Он силился что-то сказать, исподволь движимый больше инстинктом, чем разумением, но язык зачем-то ткнулся в прикус зубов, а полость рта налилась свинцом. Он услышал свое сердце — его замирающий бег в клетке времени, что отчертило четкие линейные границы для его разума. На место размеренного биения сердца наплывала безудержно хаотичная пульсация ничем невыразимой жути.
Она была облачена в легкое платье из тонкой, плотно облегающей фигуру материи. Красное. Не доходящее до колен, с глубоким, чуть ли не до копчика, вырезом на спине, который он увидел, когда она повернулась чтобы войти в... кухню? Разделочную?
Просто сумрак. Он шевельнулся. Что-то побуждало его двинуться за ней. Марта... Откуда он знает ее имя?
Фастольф открывает глаза.
Он лежит одетый на застеленной, убранной постели, и его ноги в грязных башмаках с налипшей на подошвы и боковины грязью покоятся на отсвечивающем  глянцем, совершенно чистом покрывале из какого-то синтетического материала. Чистом... за исключением того места, где расположились в раскидку его ботинки на твердой подошве, что чуть жали ему даже сейчас, хоть он и не двигался. Тем более не бежал. Он давно собирался купить себе другие.
Давно...
Грязь на них уже засохла. На покрывале тоже.
Он поднимает руку к лицу и кладет ладонью на разгоряченный лоб, тут же ощутив некоторую непривычную шероховатость его кожей. Он даже не смотрит на руку. Он уже знает, что она так же в наростах засохшей грязи. И вторая мало чем отличается от первой. И его костюм местами покрыт источающими сырость, и какой-то плохо различимый земляной смрад, кляксами и потеками.
Всему есть свое вразумительное объяснение. Подобающее и обстоятельное.
Он, видимо, все-таки закопал того... кем бы он ни был. Без лопаты. Без ничего. Просто руками, которые теперь наверняка сбиты в кровь. Может быть, на некоторых пальцах не хватает ногтей. Он не будет проверять. Он слишком устал для того, чтобы знать еще что-то, что можно так запросто и ненавязчиво ЗНАТЬ.
Устал.
Возможно потому, что не знает главного: кто он и что с ним.
Он будет лежать так долго. Пока не войдет она. Марта? Но это будет уже его следующий уровень восхождения. Куда? А может быть нисхождения. Он давно перестал что-либо понимать. Единственное, что он понимает и знает совершенно достоверно — он никак не может проснуться.

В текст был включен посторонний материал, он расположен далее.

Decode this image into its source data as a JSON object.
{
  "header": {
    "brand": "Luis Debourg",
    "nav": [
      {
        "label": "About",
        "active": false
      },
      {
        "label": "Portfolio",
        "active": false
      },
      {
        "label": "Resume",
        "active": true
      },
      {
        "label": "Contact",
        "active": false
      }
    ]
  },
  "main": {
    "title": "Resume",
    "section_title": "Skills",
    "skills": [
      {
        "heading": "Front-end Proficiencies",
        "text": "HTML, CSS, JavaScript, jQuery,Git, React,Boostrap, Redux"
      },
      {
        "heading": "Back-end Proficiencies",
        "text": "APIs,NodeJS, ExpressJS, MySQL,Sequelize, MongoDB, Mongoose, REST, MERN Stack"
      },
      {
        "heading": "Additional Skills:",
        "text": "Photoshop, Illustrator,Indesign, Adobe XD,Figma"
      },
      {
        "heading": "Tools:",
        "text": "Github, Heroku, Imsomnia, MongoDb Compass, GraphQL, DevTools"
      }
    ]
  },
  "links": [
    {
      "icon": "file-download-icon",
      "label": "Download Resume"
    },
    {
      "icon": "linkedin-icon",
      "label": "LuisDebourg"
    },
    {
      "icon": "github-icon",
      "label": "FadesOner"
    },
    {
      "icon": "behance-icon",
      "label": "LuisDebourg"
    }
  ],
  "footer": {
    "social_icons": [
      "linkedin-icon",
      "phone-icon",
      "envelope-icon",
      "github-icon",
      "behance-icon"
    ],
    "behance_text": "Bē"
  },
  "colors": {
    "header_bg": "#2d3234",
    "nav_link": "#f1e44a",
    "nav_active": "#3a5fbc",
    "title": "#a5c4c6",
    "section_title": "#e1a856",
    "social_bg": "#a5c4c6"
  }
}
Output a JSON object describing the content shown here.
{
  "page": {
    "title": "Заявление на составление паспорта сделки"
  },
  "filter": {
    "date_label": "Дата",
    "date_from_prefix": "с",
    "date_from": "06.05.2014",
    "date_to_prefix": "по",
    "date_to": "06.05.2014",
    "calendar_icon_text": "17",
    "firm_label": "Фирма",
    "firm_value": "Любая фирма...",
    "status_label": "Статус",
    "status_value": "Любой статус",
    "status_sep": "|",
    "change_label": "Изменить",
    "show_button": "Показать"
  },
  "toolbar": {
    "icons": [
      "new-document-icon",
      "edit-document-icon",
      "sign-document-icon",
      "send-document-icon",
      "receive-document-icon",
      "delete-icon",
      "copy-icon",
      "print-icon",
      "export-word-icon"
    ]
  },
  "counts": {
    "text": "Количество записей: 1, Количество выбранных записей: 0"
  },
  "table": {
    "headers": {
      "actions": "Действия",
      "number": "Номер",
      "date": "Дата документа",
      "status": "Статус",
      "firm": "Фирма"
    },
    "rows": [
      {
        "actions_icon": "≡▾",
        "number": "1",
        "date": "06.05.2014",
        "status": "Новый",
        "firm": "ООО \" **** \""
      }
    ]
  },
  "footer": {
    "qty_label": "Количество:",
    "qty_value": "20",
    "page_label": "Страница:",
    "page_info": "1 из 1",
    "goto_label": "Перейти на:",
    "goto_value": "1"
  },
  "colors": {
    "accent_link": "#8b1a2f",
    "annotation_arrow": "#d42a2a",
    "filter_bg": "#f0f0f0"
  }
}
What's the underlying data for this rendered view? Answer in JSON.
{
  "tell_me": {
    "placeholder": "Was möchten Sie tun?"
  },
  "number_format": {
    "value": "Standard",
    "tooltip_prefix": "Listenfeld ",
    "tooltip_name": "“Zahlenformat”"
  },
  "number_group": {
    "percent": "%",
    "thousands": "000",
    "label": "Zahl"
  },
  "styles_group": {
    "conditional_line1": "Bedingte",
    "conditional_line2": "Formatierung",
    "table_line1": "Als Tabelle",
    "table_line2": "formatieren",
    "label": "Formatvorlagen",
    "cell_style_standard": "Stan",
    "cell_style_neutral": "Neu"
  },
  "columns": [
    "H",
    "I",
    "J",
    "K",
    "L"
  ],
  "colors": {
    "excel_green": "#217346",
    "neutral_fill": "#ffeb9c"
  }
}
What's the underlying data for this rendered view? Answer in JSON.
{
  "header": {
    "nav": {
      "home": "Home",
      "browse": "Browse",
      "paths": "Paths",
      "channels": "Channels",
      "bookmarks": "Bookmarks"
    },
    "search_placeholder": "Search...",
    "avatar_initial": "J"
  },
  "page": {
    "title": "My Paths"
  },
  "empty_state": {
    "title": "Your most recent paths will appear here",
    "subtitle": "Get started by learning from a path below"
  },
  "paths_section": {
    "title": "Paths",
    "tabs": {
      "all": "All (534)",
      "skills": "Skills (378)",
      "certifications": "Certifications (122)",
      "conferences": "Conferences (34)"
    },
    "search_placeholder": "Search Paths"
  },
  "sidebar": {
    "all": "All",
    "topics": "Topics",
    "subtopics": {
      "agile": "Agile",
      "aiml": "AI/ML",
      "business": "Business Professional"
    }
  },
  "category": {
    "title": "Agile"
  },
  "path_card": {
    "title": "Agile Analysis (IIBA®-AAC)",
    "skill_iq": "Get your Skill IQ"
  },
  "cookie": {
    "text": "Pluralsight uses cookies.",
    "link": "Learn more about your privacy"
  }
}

И это самое страшное,.. жуткое даже может быть, хотя словами вряд ли возможно взвешенно определить... это состояние? Просто — это. Осознание того, что он не может проснуться гнетет его самым глубинным утробным ужасом, потому что он... ибо он... не в состоянии з н а т ь ЗАСЫПАЛ ЛИ ОН ВООБЩЕ!
И если нет, то он хотел бы обрести свой прах. Найти его в самом себе или в той бескрайности пустоты, что гнетет саму себя, что за дверным проемом, в который войдет...
Открывая каждый раз глаза, он ждет самого себя. Давно ли? Ему могло бы показаться, что Вечность, если бы он только допустил в себе возможность подобного вопроса. Но он его сознательно старательно избегает.
Какая разница?
Он привык делить это безумие с призраком самого себя, коим на деле и является. И так было всегда. Так. И нет. Как-то по-другому. Иначе. Не как всегда.
Осознание в сумраке замутнения.
Он ждет.
И почему-то его терпению нет предела.
— Я вернулась.

Всякий раз это происходит однообразно и в тот же момент по-разному. Но в чем отличие — понять невозможно. Калейдоскоп, в котором как его не крути, всегда отыскивается один и тот же узор. Не обнаруживается — сам собой, нет. Общий узор всегда издевательски разнообразен и отличен от предыдущего, от последующего. Но во всех есть что-то плохо различимо знакомое.
Так и здесь,.. то есть, так и с ним.
Пытается найти себя, а находит следующий сон.
По сути, у него нет даже времени всерьез подумать обо всем этом. А может времени вообще нет? Во всяком случае, для него. Забвение. Его бытие — полное забвение, которое медленно кружит его в вихре не существующих событий, которые в свою очередь не более чем нескончаемые отражения друг друга в мутном и кривом зеркале субреальной действительности. А он... повторение самого себя. Он, непонятно какого размера матрешка с бесконечностью вкладышей. Дешевая кукла...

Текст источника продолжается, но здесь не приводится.